Congrats on getting through most of the application process and good luck getting courses this summer.  

I was too late for courses last summer.  I started parading with my unit in September and was put into pat (training) platoon.  Basically, we learned a lot of the stuff that we will be taught when we take BMQ in the future.  We were also exposed to some training that relates to our trade.  It's a good experience, especially working with some of the more experienced soldiers as you get a solid grasp of military life and your job before you're technically qualified.  

You may not have to wait for next summer to take your BMQ as I know some units offer this course during weekends in the winter.  

(I say all this from a Res perspective....and not from the same trade--I'm sure that there's others who can be more in depth than I)  

Once again, good luck.  I'm hoping for summer courses myself.....(been in for a year and I'm still not guaranteed a spot.... :rage 

DJ

edit: typo


----------



## phresh J (16 May 2005)

awsome thanks alot DJ, well im going to the 744 comm unit at Jericho beach Vancouver.  So I guess I'll just have to play the waiting game.


----------



## Theoat (16 May 2005)

Speaking from personal experience, I would say it will limit you as far as what you are permitted to do. This isn't necessarily a bad thing. I was with my unit for about 8 months prior to my bmq/sq, but was allowed to attend several weekends of training....mostly spent at base radio learning basics of VP, cooking and managed to see some det. set ups, etc. It really depends on what exercises your unit has planned for the training year(and what your trade is).
It definately gives you a heads up for your upcoming course. I am from 748 in Nanaimo so we work with your unit and 741 Victoria on occasion.


----------



## phresh J (17 May 2005)

Hey thanks guys for the help, another question.  What are the chances of getting a deployment as a Sig Op reservist?  Thanks again.


----------



## Theoat (17 May 2005)

From what I understand pretty good. I am taking my 3's course this summer so I haven't really looked into it yet. If you around your unit they should have a list of taskings available for you to look through. It will give you an idea of what's currently out there and what qualifications are needed for them. 
My unit just sent 4 people on tasking to Kingston for a year and may be sent on tour from there.


----------



## G-Fresh (18 May 2005)

Hey thanks guys for the help, another question.   What are the chances of getting a deployment as a Sig Op reservist?   Thanks again.   

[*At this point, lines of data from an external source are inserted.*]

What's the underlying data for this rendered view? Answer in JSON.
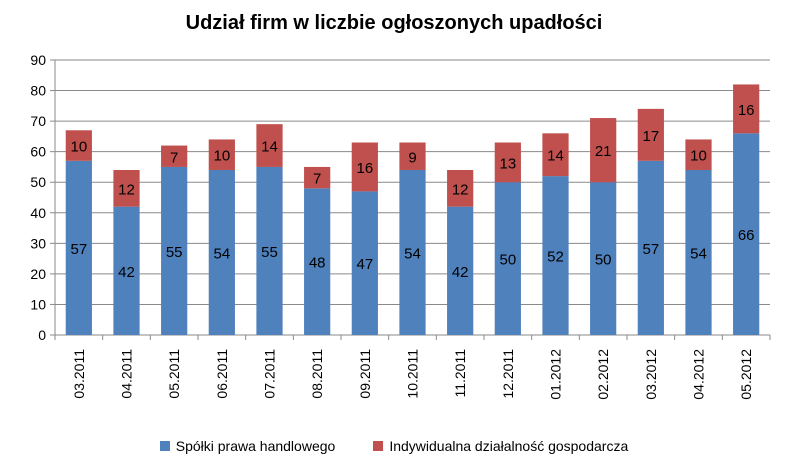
{
  "chart_data": {
    "type": "bar",
    "stacked": true,
    "title": "Udział firm w liczbie ogłoszonych upadłości",
    "xlabel": "",
    "ylabel": "",
    "ylim": [
      0,
      90
    ],
    "yticks": [
      0,
      10,
      20,
      30,
      40,
      50,
      60,
      70,
      80,
      90
    ],
    "grid": true,
    "legend_position": "bottom",
    "categories": [
      "03.2011",
      "04.2011",
      "05.2011",
      "06.2011",
      "07.2011",
      "08.2011",
      "09.2011",
      "10.2011",
      "11.2011",
      "12.2011",
      "01.2012",
      "02.2012",
      "03.2012",
      "04.2012",
      "05.2012"
    ],
    "series": [
      {
        "name": "Spółki prawa handlowego",
        "color": "#4f81bd",
        "values": [
          57,
          42,
          55,
          54,
          55,
          48,
          47,
          54,
          42,
          50,
          52,
          50,
          57,
          54,
          66
        ]
      },
      {
        "name": "Indywidualna działalność gospodarcza",
        "color": "#c0504d",
        "values": [
          10,
          12,
          7,
          10,
          14,
          7,
          16,
          9,
          12,
          13,
          14,
          21,
          17,
          10,
          16
        ]
      }
    ]
  }
}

Ref your question, I am a res sig op, been in for 4 1/2 years.  Went overseas when i was 18 (youngest on the camp).  If you have the time available to devote to the reserves and the deployment process along with the necessary trade skills, the oppurtunity for you to go overseas is very high.  There are several theatres open for you to go, OP DANACA (golan heights) and Op Athena (Kabul), I've also heard rumors that there may be another theatre opening up soon.  So if you want to go overseas, I suggest you get on the bus as soon as you can.  Talk to your Chain of command or ask you RFTA/ Ops.  Good Luck.

(And by the way, these theatres should be open for a couple more years)


----------



## RossF (18 May 2005)

Which deployment would you recommend? (If any)


----------



## George Wallace (18 May 2005)

RossF said:
			
		

> Which deployment would you recommend? (If any)



A 'Full Deployment' is prefered - Roman Candle effect is quite dangerous - you tend to hit the ground rather hard...... ;D


----------



## RossF (18 May 2005)

My apologies -- I meant which location would you recommend to be deployed to? (Afghan, Golan, etc.)


----------



## PuckChaser (19 May 2005)

Before, Golan Heights was the "training" tour. It was relatively easy, low stress, and got personnel used to deployment life. However, its closing down after countless years, so getting a tour there will be more difficult. I've seen news reports that suggest we're sending another 800 pers contingent to Afghanistan to deploy in Khandahar, so if you want a tour, that's where to apply.


----------



## Radop (21 May 2005)

I would argue that Golan is a horrible first tour as you get spoiled.  It should be a reward tour for someone later in their career.  You should experience life in Afghanistan, Bosnia, Rwanda, etc before going to Golan, MFO or any other "Club Med" site.


----------